As the deadline to file income tax approaches on July 31, tax payers must be aware that there are some categories of incomes that are totally exempt from tax. These include provident fund pay outs, gratuity receipts, gifts amounting to less than ₹50,000, scholarship amount, reverse mortgage among others.
Let us find more on each of these items:
Provident fund: PF is considered one of the most important social security for the employed people. After retirement, when the main source of income i.e., salary discontinues, provident fund comes handy. Consequently, it is kept free from tax.
However, there are some conditions attached to it as well. If your PF has been deducted for more than five years, then it becomes tax free. If you withdraw PF before five years, you have to pay TDS at the rate of 10 percent.
Gratuity receipts: Gratuity received by government employees is completely tax free. Even if an employee dies or withdraws gratuity after retirement, the sum stays tax free.
Although the tax exemption is extended to private sector employees as well, but carries certain conditions.
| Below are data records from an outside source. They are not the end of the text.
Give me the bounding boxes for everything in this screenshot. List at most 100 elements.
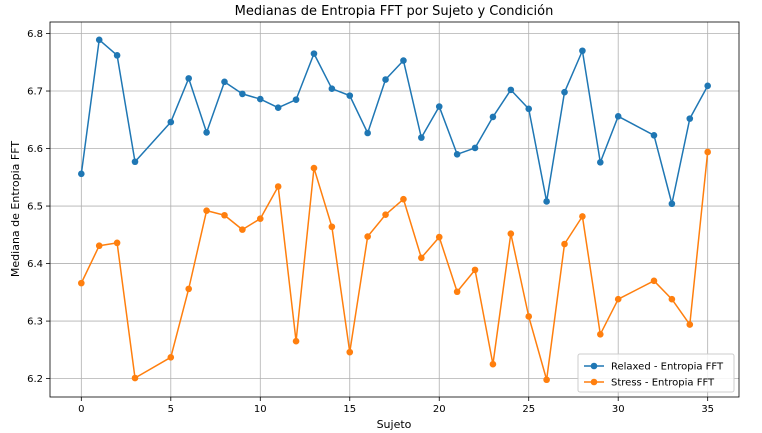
data-point <box>78 170 85 178</box>
legend: Relaxed - Entropia FFT Stress - Entropia … <box>577 353 735 393</box>
data-point <box>346 92 354 99</box>
chart-title: Medianas de Entropia FFT por Sujeto y Co… <box>235 4 554 19</box>
data-point <box>95 242 103 250</box>
data-point <box>400 195 407 203</box>
series-relaxed <box>78 36 711 208</box>
plot-frame <box>49 21 740 398</box>
data-point <box>525 313 533 320</box>
series-line <box>80 39 709 205</box>
data-point <box>364 129 371 137</box>
x-tick-label: 5 <box>168 404 174 415</box>
y-tick-label: 6.7 <box>27 87 43 98</box>
data-point <box>274 183 282 190</box>
data-point <box>310 164 318 172</box>
data-point <box>435 233 443 241</box>
data-point <box>328 223 336 231</box>
data-point <box>543 376 550 384</box>
data-point <box>489 360 497 368</box>
data-point <box>239 226 246 233</box>
data-point <box>650 277 658 285</box>
data-point <box>418 254 425 262</box>
data-point <box>614 113 622 120</box>
data-point <box>471 266 479 274</box>
y-axis-label: Mediana de Entropia FFT <box>9 141 22 277</box>
series-layer <box>78 36 711 384</box>
data-point <box>78 279 85 287</box>
data-point <box>203 129 210 136</box>
legend-label: Relaxed - Entropia FFT <box>611 362 724 373</box>
legend-label: Stress - Entropia FFT <box>611 378 715 389</box>
data-point <box>579 213 586 220</box>
data-point <box>292 337 300 345</box>
data-point <box>453 150 461 158</box>
data-point <box>650 132 658 139</box>
data-point <box>543 198 550 205</box>
x-tick-label: 10 <box>254 404 267 415</box>
data-point <box>471 144 479 152</box>
y-tick-label: 6.6 <box>27 144 43 155</box>
data-point <box>239 90 246 98</box>
legend-swatch-marker <box>590 362 598 370</box>
data-point <box>113 52 121 59</box>
x-tick-label: 15 <box>343 404 356 415</box>
data-point <box>131 158 139 166</box>
legend-entry: Stress - Entropia FFT <box>584 378 715 389</box>
y-tick-label: 6.2 <box>27 374 43 385</box>
x-tick-label: 30 <box>612 404 625 415</box>
series-line <box>80 151 709 381</box>
data-point <box>597 331 604 338</box>
data-point <box>561 88 568 96</box>
data-point <box>561 240 568 248</box>
data-point <box>489 113 497 121</box>
data-point <box>507 230 515 237</box>
legend-box <box>577 353 735 393</box>
data-point <box>185 75 192 82</box>
y-tick-label: 6.4 <box>27 259 43 270</box>
data-point <box>686 321 694 328</box>
data-point <box>274 104 282 111</box>
legend-entry: Relaxed - Entropia FFT <box>584 362 724 373</box>
data-point <box>525 105 533 113</box>
data-point <box>256 95 264 103</box>
x-tick-label: 0 <box>78 404 84 415</box>
data-point <box>346 348 354 356</box>
data-point <box>507 86 515 94</box>
data-point <box>131 374 139 382</box>
y-tick-label: 6.3 <box>27 317 43 328</box>
data-point <box>328 85 336 93</box>
data-point <box>704 82 711 90</box>
data-point <box>95 36 103 44</box>
data-point <box>453 288 461 296</box>
data-point <box>382 76 389 83</box>
legend-swatch-marker <box>590 378 598 386</box>
data-point <box>364 233 371 240</box>
data-point <box>614 295 622 303</box>
data-point <box>382 211 389 218</box>
data-point <box>400 57 407 64</box>
data-point <box>579 47 586 55</box>
data-point <box>704 148 711 156</box>
data-point <box>597 159 604 166</box>
data-point <box>167 118 175 126</box>
x-tick-label: 25 <box>522 404 535 415</box>
data-point <box>221 78 228 86</box>
data-point <box>668 200 676 208</box>
y-tick-label: 6.5 <box>27 202 43 213</box>
data-point <box>686 115 694 122</box>
x-tick-label: 35 <box>701 404 714 415</box>
data-point <box>221 211 228 219</box>
data-point <box>418 134 425 141</box>
x-axis-label: Sujeto <box>377 418 412 431</box>
series-stress <box>78 148 711 384</box>
data-point <box>203 207 210 214</box>
tick-layer: 0 5 10 15 20 25 30 35 6.2 6.3 6.4 6.5 6.6 6.7 6.8 <box>27 29 714 415</box>
grid-layer <box>50 22 739 397</box>
data-point <box>668 295 676 303</box>
data-point <box>435 103 443 110</box>
y-tick-label: 6.8 <box>27 29 43 40</box>
data-point <box>113 239 121 247</box>
data-point <box>185 285 192 293</box>
x-tick-label: 20 <box>433 404 446 415</box>
data-point <box>310 50 318 57</box>
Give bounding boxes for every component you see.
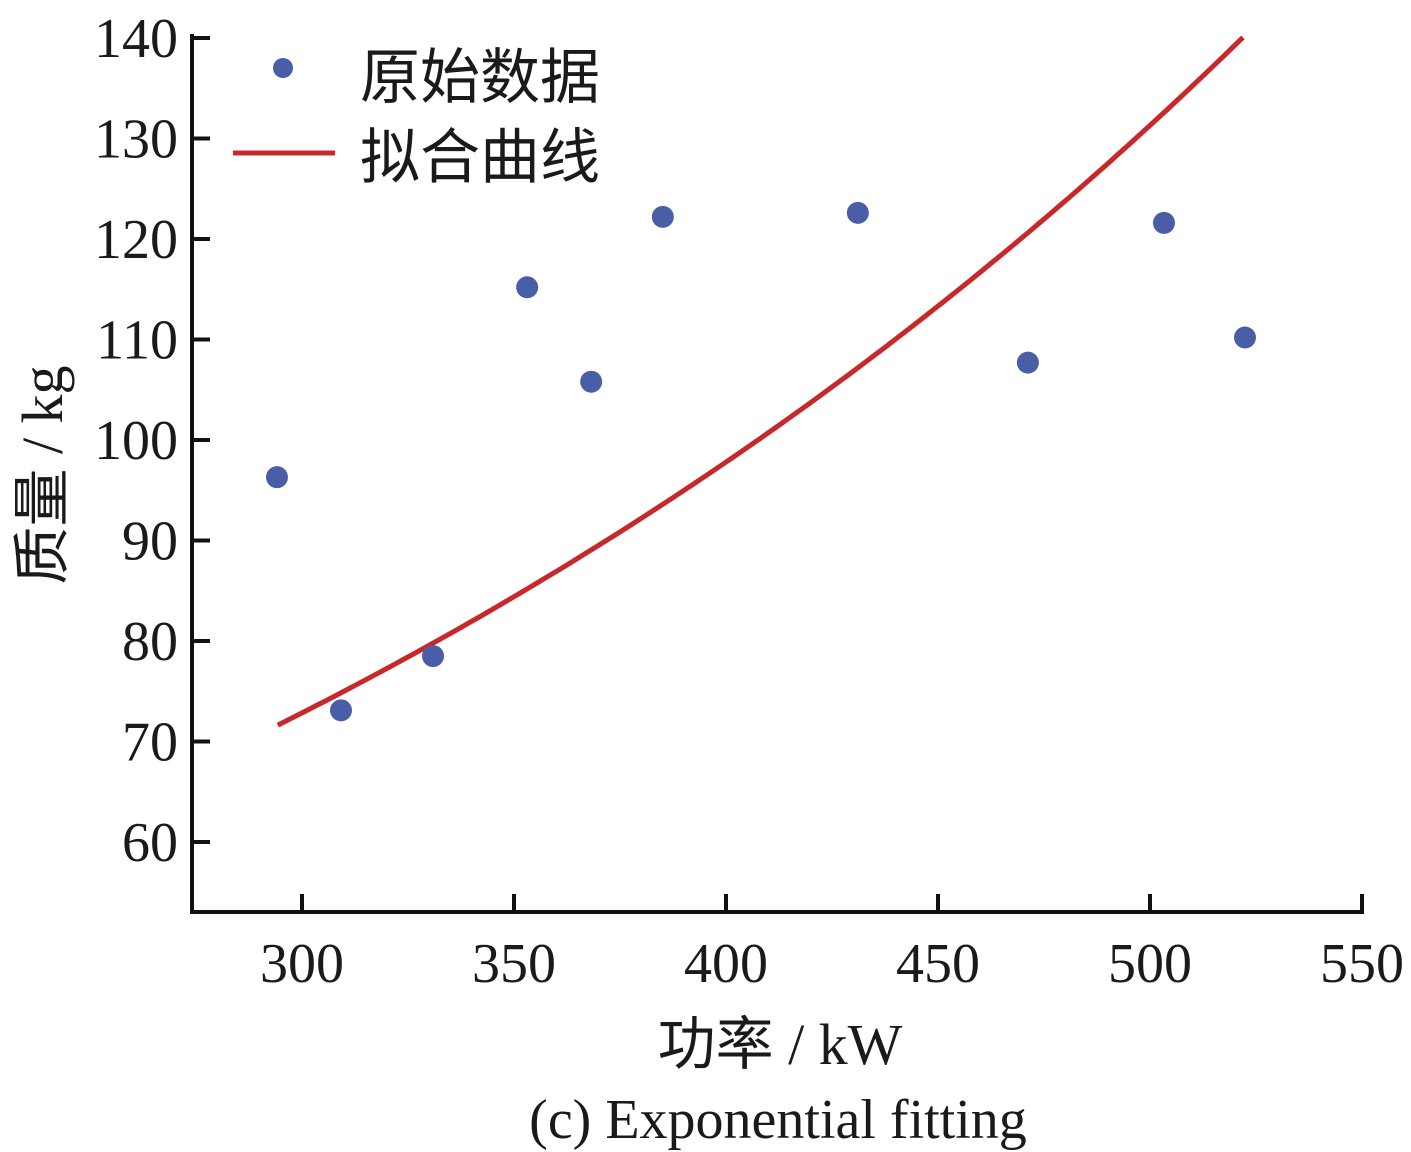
y-tick-label: 90 (122, 511, 178, 573)
y-tick-label: 130 (94, 109, 178, 171)
legend-marker-raw-data (273, 58, 293, 78)
x-tick-label: 450 (896, 933, 980, 995)
x-axis-label: 功率 / kW (658, 1012, 903, 1077)
y-tick-label: 110 (96, 310, 178, 372)
y-tick-label: 80 (122, 611, 178, 673)
y-tick-label: 60 (122, 812, 178, 874)
x-tick-label: 500 (1108, 933, 1192, 995)
data-point (422, 645, 445, 668)
legend-label-raw-data: 原始数据 (360, 45, 600, 111)
x-tick-label: 350 (472, 933, 556, 995)
y-tick-label: 70 (122, 712, 178, 774)
y-axis-label: 质量 / kg (10, 365, 75, 584)
y-tick-label: 100 (94, 410, 178, 472)
data-point (1016, 351, 1039, 374)
x-tick-label: 300 (260, 933, 344, 995)
data-point (516, 276, 539, 299)
data-point (1152, 211, 1175, 234)
axes: 60 70 80 90 100 110 120 130 140 300 350 400 450 500 55… (94, 8, 1404, 995)
data-point (265, 466, 288, 489)
data-point (1233, 326, 1256, 349)
fit-curve (276, 35, 1245, 728)
y-tick-label: 120 (94, 209, 178, 271)
x-tick-label: 400 (684, 933, 768, 995)
x-tick-label: 550 (1320, 933, 1404, 995)
marks (265, 35, 1256, 728)
data-point (846, 201, 869, 224)
legend: 原始数据 拟合曲线 (233, 45, 600, 191)
data-point (651, 205, 674, 228)
data-point (580, 370, 603, 393)
y-tick-label: 140 (94, 8, 178, 70)
legend-label-fit-curve: 拟合曲线 (360, 125, 600, 191)
data-point (330, 699, 353, 722)
chart-caption: (c) Exponential fitting (529, 1089, 1027, 1151)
Private sector employees are entitled to receive income tax exemption but only on gratuity of up to ₹10 lakh.
Gifts: Gifts are taxed but only if they are expensive. After the amendment in the income tax provisions related to gifts in 2017, it has been decided that expensive gifts will be taxable.
Whether you have received gift in cash or kind, you are supposed to show the same in ITR as income from other sources.
However, if the gift’s value is up to ₹50,000, then it will be exempt from tax. Apart from these, all gifts received on occasions such as marriage or anniversary are tax free. Besides, gifts received from family members also do not come under tax bracket. But it is vital to mention that when you sell these gifts you are liable to pay long-term capital gains tax.
Scholarship: Although scholarship money is also considered as income but it is tax-free. This is given exemption from tax under section 10 (16) of the Income Tax Act.
Reverse mortgage: Any sum received as a loan either in instalment or lump sum is reverse mortgage and is exempt from tax.